AI SMS pre-screening is the automated process of evaluating an interested patient's eligibility for a clinical trial through a structured text message conversation — before any coordinator time is spent and before any in-person visit is scheduled. The patient receives a series of questions calibrated to the protocol's inclusion and exclusion criteria. An AI model evaluates the responses in real time and returns a routing recommendation: schedule a visit, request clarification, or decline with a note explaining why the patient does not qualify.

How the SMS Conversation Is Structured

The pre-screening SMS sequence is built from the protocol's eligibility criteria, translated into plain-language questions a patient can answer without clinical knowledge. For a type 2 diabetes study, the sequence asks: current diagnosis, how long they have had the condition, current medications, approximate most recent HbA1c if known, and any major recent cardiovascular events. The questions are short, sequential, and designed to identify disqualifying answers early so clearly ineligible patients exit the sequence quickly without being asked unnecessary questions.
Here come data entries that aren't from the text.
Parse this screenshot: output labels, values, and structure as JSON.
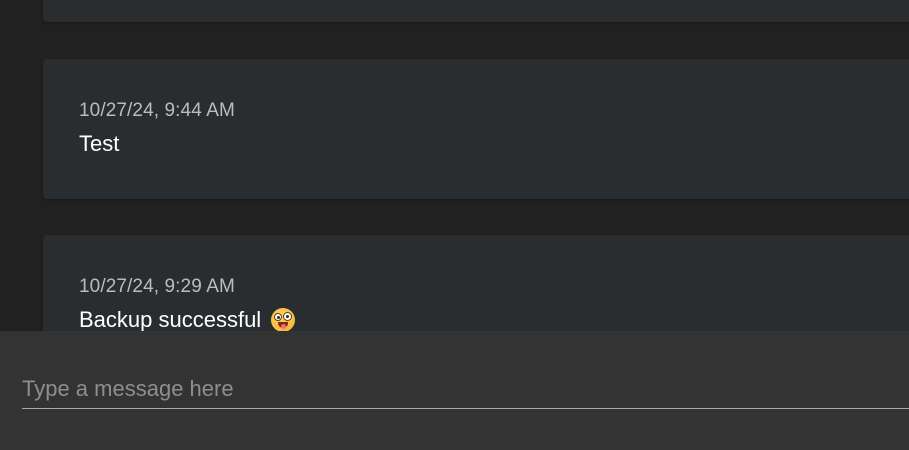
{
  "messages": [
    {
      "timestamp": "10/27/24, 9:44 AM",
      "text": "Test"
    },
    {
      "timestamp": "10/27/24, 9:29 AM",
      "text": "Backup successful",
      "emoji": "grinning-zany-face-emoji"
    }
  ],
  "composer": {
    "placeholder": "Type a message here"
  },
  "colors": {
    "page_background": "#212121",
    "card_background": "#292d30",
    "composer_background": "#333333",
    "timestamp_text": "#b9bdc0",
    "message_text": "#ffffff"
  }
}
The entire SMS conversation typically takes 3 to 5 minutes for the patient to complete and runs through Twilio or a similar SMS API connected to the site's workflow automation. No app download is required. No portal login is required. The patient responds to a text message from a number associated with the research site.

What the AI Evaluates

The AI model — Claude, GPT-4o, or a similar large language model — receives the patient's responses alongside the protocol's eligibility criteria configured as evaluation rules. It identifies whether the patient's answers meet the primary inclusion criteria, flags any answers that contradict exclusion criteria, and produces a structured pre-screening summary with a routing recommendation. Clearly eligible patients are routed to the scheduling queue. Uncertain cases are routed to coordinator review with the specific concern highlighted. Clearly ineligible patients receive a decline message.
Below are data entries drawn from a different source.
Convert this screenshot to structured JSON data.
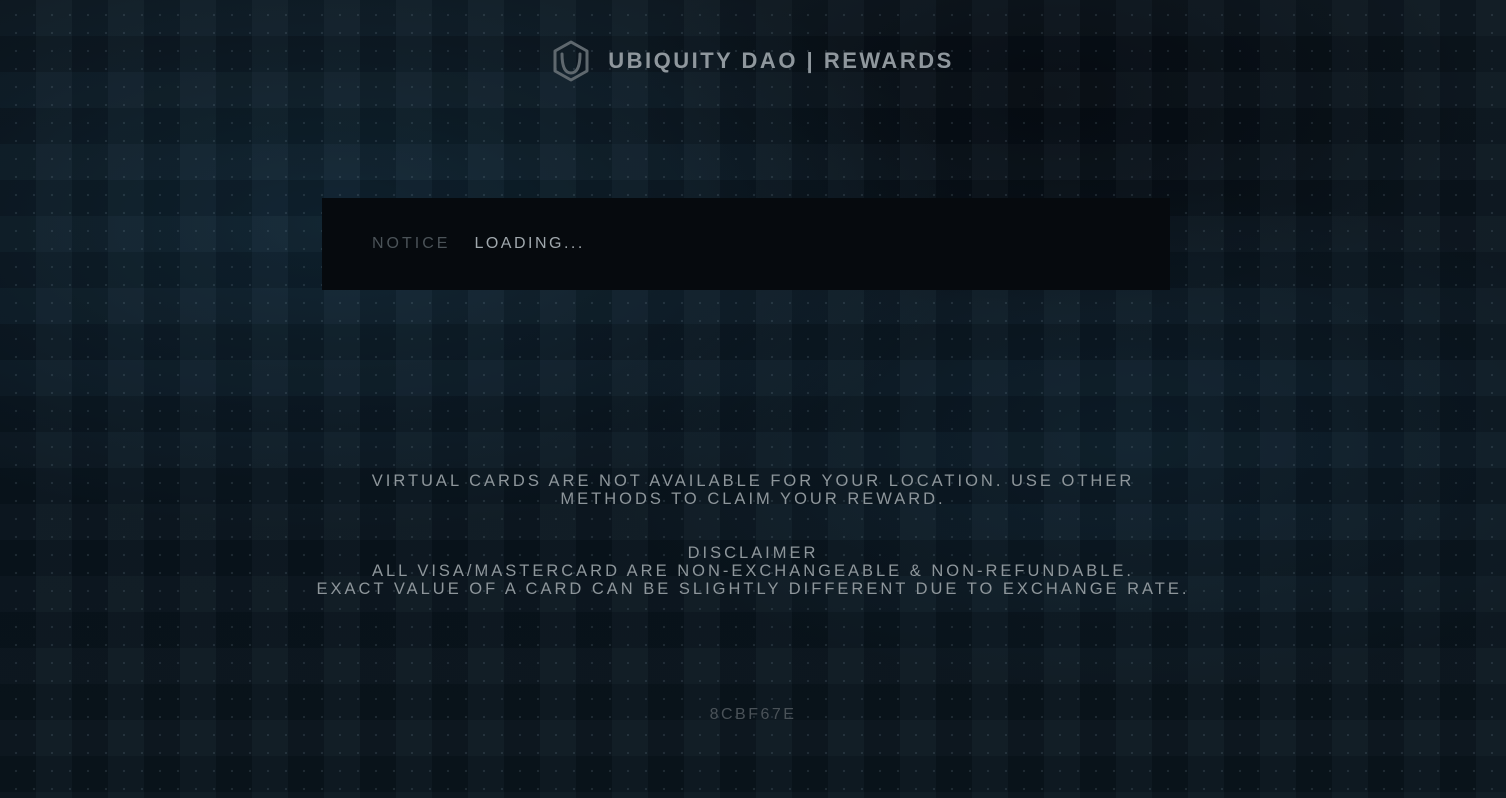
{
  "header": {
    "logo_icon": "ubiquity-hexagon-logo-icon",
    "title": "UBIQUITY DAO | REWARDS"
  },
  "notice": {
    "label": "NOTICE",
    "value": "LOADING..."
  },
  "messages": {
    "location_line1": "VIRTUAL CARDS ARE NOT AVAILABLE FOR YOUR LOCATION. USE OTHER",
    "location_line2": "METHODS TO CLAIM YOUR REWARD.",
    "disclaimer_title": "DISCLAIMER",
    "disclaimer_line1": "ALL VISA/MASTERCARD ARE NON-EXCHANGEABLE & NON-REFUNDABLE.",
    "disclaimer_line2": "EXACT VALUE OF A CARD CAN BE SLIGHTLY DIFFERENT DUE TO EXCHANGE RATE."
  },
  "footer": {
    "commit_hash": "8CBF67E"
  },
  "colors": {
    "background": "#0b141c",
    "notice_background": "#060a0e",
    "text": "#8e969b",
    "muted_text": "#4b5358"
  }
}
What This Changes for Screen Failure Rate

Screen failure rates of 20 to 80 percent at many sites reflect the proportion of patients who reach the full screening visit and fail eligibility there — after consuming a coordinator's time for scheduling, preparation, and the visit itself. AI SMS pre-screening moves the eligibility filter earlier in the pipeline, before any coordinator time is consumed and before the patient makes the trip to the site. The patients who reach the full screening visit have already passed the pre-screening filter, and their screen failure rate is substantially lower.